Hosted by Wild Lives, this grade school program emphasizes environmental connection and scientific curiosity. Beavers are one of the key species the students track, as they are increasing in prevalence throughout Rhode Island. 

As an instructor for Wild Lives and a Rhode Island School of Design graduate and educator, Jasmine Gutbrod works alongside these students, giving them simple instructions and letting them study the animals themselves. 

When asked about the impact of her work, she believes change lies in the teaching process, “teaching other people how to look, see, make things, and explore the environment,” Gutbrod said. 

The children watched the footage, crafting personalities and stories around each animal they saw. The beaver slowly nudges the camera, before being spooked and scuttling off — he is deemed one of the more suspicious inhabitants of the pond. Gutbrod explained how these stories helped the students to piece together the animals’ biological role through storytelling and anthropomorphism. 

Beavers are large rodents, so they are less courageous than their predator counterparts, like otters and minks. Beavers are most known for their characteristic buck teeth, large, rounded tails, and their ability to build structures that completely alter the environment around them. Due to this behavior, they are considered a keystone species — meaning if they were to be removed from their environment, the ecosystem could collapse. And until fairly recently, they were nearly extinct in Rhode Island.

The beaver’s decline throughout Rhode Island and the United States started during the fur trade in the 1800s when beaver pelts were in fashion. By the tail end of the century, beavers were hunted to near extinction, with the U.S. beaver population falling from 60 million to 400 million individuals to as low as 100,000 individuals. 

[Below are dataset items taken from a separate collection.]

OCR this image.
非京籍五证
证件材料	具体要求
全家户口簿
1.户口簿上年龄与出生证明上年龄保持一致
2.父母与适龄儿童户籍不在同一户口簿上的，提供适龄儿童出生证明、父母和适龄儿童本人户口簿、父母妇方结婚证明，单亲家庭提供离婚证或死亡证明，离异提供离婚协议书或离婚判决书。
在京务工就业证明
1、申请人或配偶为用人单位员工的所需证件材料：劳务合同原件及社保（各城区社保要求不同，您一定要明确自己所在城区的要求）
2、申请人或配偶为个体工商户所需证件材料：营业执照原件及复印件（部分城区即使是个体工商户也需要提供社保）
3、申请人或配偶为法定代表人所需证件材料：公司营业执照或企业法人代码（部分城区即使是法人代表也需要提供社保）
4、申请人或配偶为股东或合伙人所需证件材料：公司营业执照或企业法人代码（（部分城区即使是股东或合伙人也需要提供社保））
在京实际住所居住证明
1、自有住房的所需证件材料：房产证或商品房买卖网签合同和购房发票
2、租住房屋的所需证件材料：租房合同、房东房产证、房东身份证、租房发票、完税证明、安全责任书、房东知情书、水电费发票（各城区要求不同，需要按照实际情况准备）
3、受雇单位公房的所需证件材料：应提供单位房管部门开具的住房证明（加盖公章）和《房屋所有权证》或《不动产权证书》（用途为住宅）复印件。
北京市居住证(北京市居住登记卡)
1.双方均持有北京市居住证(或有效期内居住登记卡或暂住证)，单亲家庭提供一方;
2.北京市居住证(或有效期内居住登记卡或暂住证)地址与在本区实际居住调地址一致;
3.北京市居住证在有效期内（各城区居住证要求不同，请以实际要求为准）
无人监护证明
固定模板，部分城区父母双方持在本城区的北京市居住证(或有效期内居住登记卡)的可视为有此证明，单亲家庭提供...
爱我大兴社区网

Conservation efforts in Rhode Island included reintroduction and new protections, and in 1976 the first beaver lodge was found in a brook that leads into Carbuncle Pond in Coventry. Since then, the population has skyrocketed, and today, they are no longer considered at risk, according to the state Department of Environmental Management. 

But tensions are still present between beavers and humans. 

A video taken by children participating in Wild Lives classes in Providence. on the West River. (Video/Wild Lives)

Beavers’ tendency to dam up manmade waterways can cause flooding, damaging homes, businesses, and infrastructure. This has been prevalent in the northern part of the state — most notably in late August 2025 on North Smithfield’s Mechanic Street where beaver activity on a private property resulted in the flooding of town roads and nearby private yards. This has sparked debates among community members and council members and there is an ongoing discussion about how to live with the creatures. 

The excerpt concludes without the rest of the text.